Constant Puyo, Im Schilf, 1903
É possível que a razão não seja a faculdade mais indicada para produzir uma vida feliz. Também o instinto pode conduzir os seres humanos para sendas de errância e perdição. Restam a imaginação e a memória como caminho para a beatitude. Mergulhar na natureza e deixar a imaginação correr num suave devaneio, onde o passado se vai inventando, momento a momento, numa memória que se descobre onde nada existia. Então, o coração bate impelido pela brisa suave da manhã, para tornar o presente tão desejável quanto a reminiscência do passado que se acabou de fantasiar.

segunda-feira, 3 de julho de 2023

Simulacros e simulações (52)

Harold Edgerton, Stroboscopic Motion Study of Cat Jumping Over Piano Bench, 1938

Um gato salta sobre um banco, simula nos nossos olhos a sua unidade, de tal modo que dizemos: ágil e belo como só um gato sabe ser. E em tudo o que os olhos observam não se detecta o simulacro que esconde que um gato nunca é um gato, mas uma sobreposição infinita de felinos que simulam a sua unidade, levando-nos a pensar no quão autêntica é a sua singularidade.

sábado, 1 de julho de 2023

Do futebol à política


É possível que o futebol moderno tenha sido, no início, um jogo de gentlemen, onde a competição estava escorada em regras de convivência civilizada. A expansão para lá do lugar de origem e a sua transformação no mais popular desporto do mundo contribuíram para que as normas de civilidade se tenham perdido. Tornou-se, com o passar dos anos, um lugar de expressão hiperbólica de sentimentos e paixões, o sítio onde se manifestam – por vezes, até à morte – rivalidades que, ao observar o comportamento dos adeptos, parecem inultrapassáveis. Basta ver um programa desportivo numa televisão, para perceber que, no mundo do futebol, a racionalidade é uma moeda de pouquíssimo ou nenhum valor.

Enquanto este quadro se restringe ao futebol, apesar de representar já uma ameaça à civilidade necessária, a situação não é dramática. O problema é que este quadro se tornou o modelo do debate político. Este visa, em última análise, discutir o que é o bem comum e o caminho para o realizar, avaliar se as políticas públicas são as mais adequadas. Ora, aquilo a que se tem assistido, cada vez com mais frequência, é a uma discussão, nos órgãos de comunicação social tradicionais e nas redes sociais, ao nível do futebol. Os actores políticos e comentaristas discutem a política com a mesma paixão com que se discute um jogo entre dois grandes rivais. As questões estão ao nível das que envolvem o futebol. O golo foi fora-de-jogo? Quantos penalties ficaram por marcar? E aquele que foi marcado foi mesmo penalty? A capacidade de análise racional das peripécias políticas é tão grande quanto a dos comentadores do futebol adeptos de um clube. Nula.

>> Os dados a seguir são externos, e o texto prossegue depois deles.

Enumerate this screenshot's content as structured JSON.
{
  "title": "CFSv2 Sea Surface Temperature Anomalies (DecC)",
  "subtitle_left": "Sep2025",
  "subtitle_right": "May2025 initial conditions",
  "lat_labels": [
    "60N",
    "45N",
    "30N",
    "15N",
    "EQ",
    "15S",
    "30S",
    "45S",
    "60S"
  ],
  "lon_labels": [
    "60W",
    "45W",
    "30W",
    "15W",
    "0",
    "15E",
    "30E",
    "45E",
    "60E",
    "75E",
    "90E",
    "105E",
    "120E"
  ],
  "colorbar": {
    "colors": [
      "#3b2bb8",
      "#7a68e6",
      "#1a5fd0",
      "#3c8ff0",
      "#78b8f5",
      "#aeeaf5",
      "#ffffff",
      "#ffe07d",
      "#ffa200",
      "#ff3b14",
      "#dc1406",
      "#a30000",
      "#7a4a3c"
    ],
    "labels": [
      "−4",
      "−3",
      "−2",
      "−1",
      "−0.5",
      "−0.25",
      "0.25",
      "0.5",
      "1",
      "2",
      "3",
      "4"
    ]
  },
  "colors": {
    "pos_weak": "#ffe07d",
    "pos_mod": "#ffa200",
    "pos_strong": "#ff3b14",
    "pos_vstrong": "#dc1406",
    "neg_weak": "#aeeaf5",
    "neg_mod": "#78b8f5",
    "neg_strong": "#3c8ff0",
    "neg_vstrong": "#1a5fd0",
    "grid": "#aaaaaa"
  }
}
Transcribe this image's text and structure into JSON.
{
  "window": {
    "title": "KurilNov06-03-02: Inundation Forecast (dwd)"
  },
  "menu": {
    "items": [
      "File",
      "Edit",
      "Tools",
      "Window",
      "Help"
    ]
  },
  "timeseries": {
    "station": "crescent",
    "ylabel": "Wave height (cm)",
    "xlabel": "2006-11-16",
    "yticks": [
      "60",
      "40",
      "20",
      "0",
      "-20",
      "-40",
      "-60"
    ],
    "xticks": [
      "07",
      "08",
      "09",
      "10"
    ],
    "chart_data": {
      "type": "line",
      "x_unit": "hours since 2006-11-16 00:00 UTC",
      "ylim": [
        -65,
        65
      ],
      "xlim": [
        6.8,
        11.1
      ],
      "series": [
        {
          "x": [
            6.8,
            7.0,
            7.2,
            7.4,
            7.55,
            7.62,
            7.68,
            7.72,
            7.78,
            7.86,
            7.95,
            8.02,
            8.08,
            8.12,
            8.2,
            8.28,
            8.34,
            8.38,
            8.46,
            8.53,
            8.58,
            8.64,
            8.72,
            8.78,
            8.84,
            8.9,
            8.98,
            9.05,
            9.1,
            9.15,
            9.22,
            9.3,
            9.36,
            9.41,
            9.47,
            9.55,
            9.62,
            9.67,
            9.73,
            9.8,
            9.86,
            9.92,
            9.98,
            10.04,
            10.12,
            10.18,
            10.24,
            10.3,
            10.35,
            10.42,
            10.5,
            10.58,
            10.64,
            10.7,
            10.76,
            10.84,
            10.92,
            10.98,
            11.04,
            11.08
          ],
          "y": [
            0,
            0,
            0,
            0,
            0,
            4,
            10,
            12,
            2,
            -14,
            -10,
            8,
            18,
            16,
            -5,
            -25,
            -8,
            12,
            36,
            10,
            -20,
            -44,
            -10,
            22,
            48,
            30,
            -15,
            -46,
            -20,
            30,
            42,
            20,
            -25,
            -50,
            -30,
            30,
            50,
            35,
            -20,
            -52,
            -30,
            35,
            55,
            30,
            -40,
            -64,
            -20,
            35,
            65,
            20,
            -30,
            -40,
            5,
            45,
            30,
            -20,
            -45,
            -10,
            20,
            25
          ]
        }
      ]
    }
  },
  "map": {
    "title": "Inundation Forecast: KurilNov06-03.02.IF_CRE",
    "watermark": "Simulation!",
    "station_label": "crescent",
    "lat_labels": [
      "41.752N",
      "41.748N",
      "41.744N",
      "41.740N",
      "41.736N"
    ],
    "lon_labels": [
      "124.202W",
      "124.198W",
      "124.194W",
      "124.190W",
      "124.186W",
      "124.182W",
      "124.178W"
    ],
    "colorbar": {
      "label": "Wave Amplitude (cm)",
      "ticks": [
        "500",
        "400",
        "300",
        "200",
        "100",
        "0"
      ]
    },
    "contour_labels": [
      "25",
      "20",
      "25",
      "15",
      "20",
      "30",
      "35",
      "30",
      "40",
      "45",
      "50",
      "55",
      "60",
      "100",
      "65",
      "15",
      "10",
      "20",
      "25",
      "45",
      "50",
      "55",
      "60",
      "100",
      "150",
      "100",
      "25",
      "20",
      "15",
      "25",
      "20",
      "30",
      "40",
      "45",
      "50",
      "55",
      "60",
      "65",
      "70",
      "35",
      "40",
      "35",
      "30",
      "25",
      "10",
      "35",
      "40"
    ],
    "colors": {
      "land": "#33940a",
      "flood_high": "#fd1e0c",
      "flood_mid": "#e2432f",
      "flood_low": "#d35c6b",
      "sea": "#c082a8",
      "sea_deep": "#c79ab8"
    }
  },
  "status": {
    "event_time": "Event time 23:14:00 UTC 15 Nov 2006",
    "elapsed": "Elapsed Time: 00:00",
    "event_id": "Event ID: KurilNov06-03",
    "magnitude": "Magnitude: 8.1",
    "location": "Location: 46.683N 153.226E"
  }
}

Este quadro mental tem pelo menos duas consequências funestas. A primeira diz respeito ao desaparecimento do debate público dos grandes problemas que afectam o país e as pessoas. O que se discute são casos mais ou menos irrelevantes, mas nada relacionado com aquilo que é fundamental. A política fica reduzida a episódios que são comentados com exaltação e irracionalidade, como se fossem decisivos, tal como um penalty por marcar. A segunda diz respeito às regras da convivência civilizada entre projectos políticos concorrentes. A exaltação futebolística transportada para a vida política exacerba rivalidades e dá passos decisivos para transformar adversários políticos, que confrontam projectos, em inimigos, arrastando o país para uma lógica política interna marcada pela polarização amigo/inimigo. Este caminho é o pior possível. Não resolve nenhum problema e, em última instância, conduz uma comunidade para as portas da guerra civil.